The city does not want a repeat of the situation that occurred with its long-neglected bridges. “I consider it necessary for Prague to prevent disasters in the future, such as the fall of the Troja footbridge, which caused serious bodily harm to four people. That is why we have to have in our hands a report that will determine how the city should proceed in the case of the building under the former monument of the dictator Stalin. On the basis of this, Prague will decide what construction work will be done on site to make the space safe and how it will use the building in the future,” City Councilor Hana Kordová Marvanová said.
Prague 7 Mayor Jan Čižinský (Praha sobě) was the first to the results of the stress test on Facebook, and he urged immediate action: “‘We recommend not restricting the movement of the population in any way and removing the existing fencing in its entirety.’ This is the conclusion of the stress test of the pedestal of the monument to dictator Stalin. These are the measurement results under a load of 3.5 tons. … The structure behaves quite standardly.”
Due to the poor state of the whole structure, the Prague 7 Building Office closed the premises in the middle of September. A new assessment was then carried out by the Klokner Institute, the same group that has been evaluating Prague’s bridges.
“We measured about 200 points under load. There was no excessive deformation; movements and deflections were small,” Klokner Institute director Jiří Kolísko told Czech Television. He added that the top of the statue plinth was safe.
The plinth is hollow, with two sets of large metal doors. It was used in the communist era as as a bomb shelter. Later it held a pirate radio station and a boxing club.
Renovation of the Metronome can also be safely done. When that happens is up to city firm Prague Property Management (PSN), which owns the pendulum.
Skateboarders claimed the testing caused damage to the monument, and the workers broke stray granite blocks instead of simply moving them. “They destroyed everything they could and refused to listen. People emotionally pleaded with them not to do it, but they started to arrogantly destroy [the blocks],” one person wrote on Facebook. Another recalled the situation with Charles Bridge, where the city hired an inexperienced firm in 2009 that made inappropriate repairs.
Čižinský promised to look into the situation, and apparently called the contractors to ensure no more damage occurred.

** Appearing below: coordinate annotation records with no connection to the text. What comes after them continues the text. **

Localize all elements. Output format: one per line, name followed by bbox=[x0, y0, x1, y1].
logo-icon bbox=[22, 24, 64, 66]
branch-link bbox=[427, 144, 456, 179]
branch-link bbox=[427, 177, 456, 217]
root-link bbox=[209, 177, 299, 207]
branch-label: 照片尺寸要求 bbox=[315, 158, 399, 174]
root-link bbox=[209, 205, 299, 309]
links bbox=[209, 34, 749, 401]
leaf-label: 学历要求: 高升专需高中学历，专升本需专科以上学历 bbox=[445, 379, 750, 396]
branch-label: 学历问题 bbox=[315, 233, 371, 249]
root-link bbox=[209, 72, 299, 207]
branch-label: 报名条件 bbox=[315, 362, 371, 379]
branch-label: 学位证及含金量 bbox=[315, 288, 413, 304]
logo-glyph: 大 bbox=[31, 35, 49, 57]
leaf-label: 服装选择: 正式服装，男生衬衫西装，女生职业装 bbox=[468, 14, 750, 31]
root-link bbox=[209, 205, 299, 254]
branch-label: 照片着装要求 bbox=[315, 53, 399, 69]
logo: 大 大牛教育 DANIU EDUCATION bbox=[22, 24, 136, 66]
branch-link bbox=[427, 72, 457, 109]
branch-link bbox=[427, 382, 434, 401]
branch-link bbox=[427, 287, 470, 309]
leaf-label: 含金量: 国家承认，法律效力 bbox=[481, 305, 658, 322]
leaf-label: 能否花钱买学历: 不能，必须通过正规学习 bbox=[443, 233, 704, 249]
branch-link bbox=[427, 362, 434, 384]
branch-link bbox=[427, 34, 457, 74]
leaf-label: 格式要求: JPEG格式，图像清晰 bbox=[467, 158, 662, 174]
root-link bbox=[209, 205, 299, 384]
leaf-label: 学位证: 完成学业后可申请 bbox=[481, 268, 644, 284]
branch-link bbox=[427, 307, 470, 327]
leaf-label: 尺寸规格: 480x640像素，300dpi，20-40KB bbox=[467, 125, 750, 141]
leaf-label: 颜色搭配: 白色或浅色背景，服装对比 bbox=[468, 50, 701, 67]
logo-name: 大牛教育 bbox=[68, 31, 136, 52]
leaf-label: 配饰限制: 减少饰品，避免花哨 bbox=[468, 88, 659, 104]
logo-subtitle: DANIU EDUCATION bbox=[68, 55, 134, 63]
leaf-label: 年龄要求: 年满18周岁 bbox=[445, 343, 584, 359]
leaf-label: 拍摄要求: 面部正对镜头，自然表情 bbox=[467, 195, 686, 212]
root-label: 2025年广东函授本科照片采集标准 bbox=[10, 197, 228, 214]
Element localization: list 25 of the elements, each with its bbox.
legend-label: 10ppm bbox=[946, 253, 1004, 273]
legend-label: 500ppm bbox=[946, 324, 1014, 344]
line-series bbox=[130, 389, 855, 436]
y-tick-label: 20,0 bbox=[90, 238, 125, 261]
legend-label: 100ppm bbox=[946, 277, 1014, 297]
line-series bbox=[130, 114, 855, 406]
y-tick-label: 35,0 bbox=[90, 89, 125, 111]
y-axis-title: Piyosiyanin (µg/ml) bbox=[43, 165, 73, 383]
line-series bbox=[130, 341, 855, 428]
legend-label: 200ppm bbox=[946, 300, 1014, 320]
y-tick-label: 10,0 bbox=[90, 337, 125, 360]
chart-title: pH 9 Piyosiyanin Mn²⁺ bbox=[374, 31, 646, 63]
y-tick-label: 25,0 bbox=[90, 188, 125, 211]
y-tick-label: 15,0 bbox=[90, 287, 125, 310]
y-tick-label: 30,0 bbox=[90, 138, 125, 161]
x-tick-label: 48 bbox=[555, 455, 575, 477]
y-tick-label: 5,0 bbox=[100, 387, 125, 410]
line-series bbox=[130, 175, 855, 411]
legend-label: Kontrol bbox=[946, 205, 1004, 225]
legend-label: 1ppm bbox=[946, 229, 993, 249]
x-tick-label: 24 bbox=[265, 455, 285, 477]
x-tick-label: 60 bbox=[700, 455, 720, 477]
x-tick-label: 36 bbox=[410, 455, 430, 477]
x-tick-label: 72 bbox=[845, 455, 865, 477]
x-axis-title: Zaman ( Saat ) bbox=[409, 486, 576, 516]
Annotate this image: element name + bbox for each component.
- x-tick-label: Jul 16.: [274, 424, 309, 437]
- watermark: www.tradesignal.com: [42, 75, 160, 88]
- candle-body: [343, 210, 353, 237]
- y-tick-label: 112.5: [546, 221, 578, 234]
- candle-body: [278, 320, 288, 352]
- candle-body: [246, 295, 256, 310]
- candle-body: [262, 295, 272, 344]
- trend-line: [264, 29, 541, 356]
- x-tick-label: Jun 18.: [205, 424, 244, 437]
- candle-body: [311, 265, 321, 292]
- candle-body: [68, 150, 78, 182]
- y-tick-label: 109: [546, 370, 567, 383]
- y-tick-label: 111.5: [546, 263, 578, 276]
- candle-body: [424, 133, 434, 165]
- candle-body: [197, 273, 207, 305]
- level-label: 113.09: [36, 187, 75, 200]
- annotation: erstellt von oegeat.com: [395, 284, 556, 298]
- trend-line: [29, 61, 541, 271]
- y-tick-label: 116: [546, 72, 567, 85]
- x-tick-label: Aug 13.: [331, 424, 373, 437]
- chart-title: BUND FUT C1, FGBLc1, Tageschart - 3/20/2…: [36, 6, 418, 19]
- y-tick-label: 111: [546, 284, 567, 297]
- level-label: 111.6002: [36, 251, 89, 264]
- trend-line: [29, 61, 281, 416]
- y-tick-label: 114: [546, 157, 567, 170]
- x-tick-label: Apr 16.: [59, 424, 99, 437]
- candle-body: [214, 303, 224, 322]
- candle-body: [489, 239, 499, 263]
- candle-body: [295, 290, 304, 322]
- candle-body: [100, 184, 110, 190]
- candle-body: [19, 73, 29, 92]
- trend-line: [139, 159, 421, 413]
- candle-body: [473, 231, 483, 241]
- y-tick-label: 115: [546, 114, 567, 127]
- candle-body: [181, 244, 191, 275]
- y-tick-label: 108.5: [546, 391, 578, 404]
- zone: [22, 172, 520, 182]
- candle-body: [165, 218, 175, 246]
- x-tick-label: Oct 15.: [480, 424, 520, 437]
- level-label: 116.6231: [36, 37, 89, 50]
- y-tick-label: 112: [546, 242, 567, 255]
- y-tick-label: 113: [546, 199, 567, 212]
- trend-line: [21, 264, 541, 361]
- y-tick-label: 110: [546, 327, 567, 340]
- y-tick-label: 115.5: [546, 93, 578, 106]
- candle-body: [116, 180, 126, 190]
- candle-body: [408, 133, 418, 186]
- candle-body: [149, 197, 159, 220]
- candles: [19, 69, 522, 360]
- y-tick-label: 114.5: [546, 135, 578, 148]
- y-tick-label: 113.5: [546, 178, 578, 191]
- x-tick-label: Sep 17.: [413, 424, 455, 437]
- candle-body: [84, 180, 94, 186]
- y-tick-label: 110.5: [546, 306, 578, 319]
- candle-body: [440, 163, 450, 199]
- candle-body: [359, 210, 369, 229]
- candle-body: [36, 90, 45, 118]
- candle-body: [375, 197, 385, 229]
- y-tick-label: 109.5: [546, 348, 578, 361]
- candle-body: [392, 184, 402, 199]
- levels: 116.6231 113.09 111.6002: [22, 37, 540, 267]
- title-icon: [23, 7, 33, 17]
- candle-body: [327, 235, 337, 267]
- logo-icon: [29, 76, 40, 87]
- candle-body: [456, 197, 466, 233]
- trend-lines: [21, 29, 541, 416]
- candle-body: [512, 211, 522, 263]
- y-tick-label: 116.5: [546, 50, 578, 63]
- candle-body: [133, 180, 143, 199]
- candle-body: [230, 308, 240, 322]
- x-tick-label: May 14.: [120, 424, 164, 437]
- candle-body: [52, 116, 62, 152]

The eventual fate of the large space inside the plinth is unclear. It has been proposed as a home for a planned Museum of Memory of the 20th Century, but this has faced opposition. Prague 7 Mayor Čižinský has in the past said he is not in favor, as it would requite roads and a parking lot to be built nearby in the park.
A citizens group plans to present City Hall with a petition opposing the museum, and instead urging that the location be kept for cultural events and as a meeting place for young people ans skateboarders.
The area is popularly called Stalin, after a statue of the Soviet leader that stood on top from 1955 to 1962. After 1962, when the Stalin statue was destroyed, the communist government planned to build another large monument there, but never did so.
The Metronome was built in 1991 by Vratislav Novák. At 23 meters tall, it is visible from Old Town Square and much of the city center.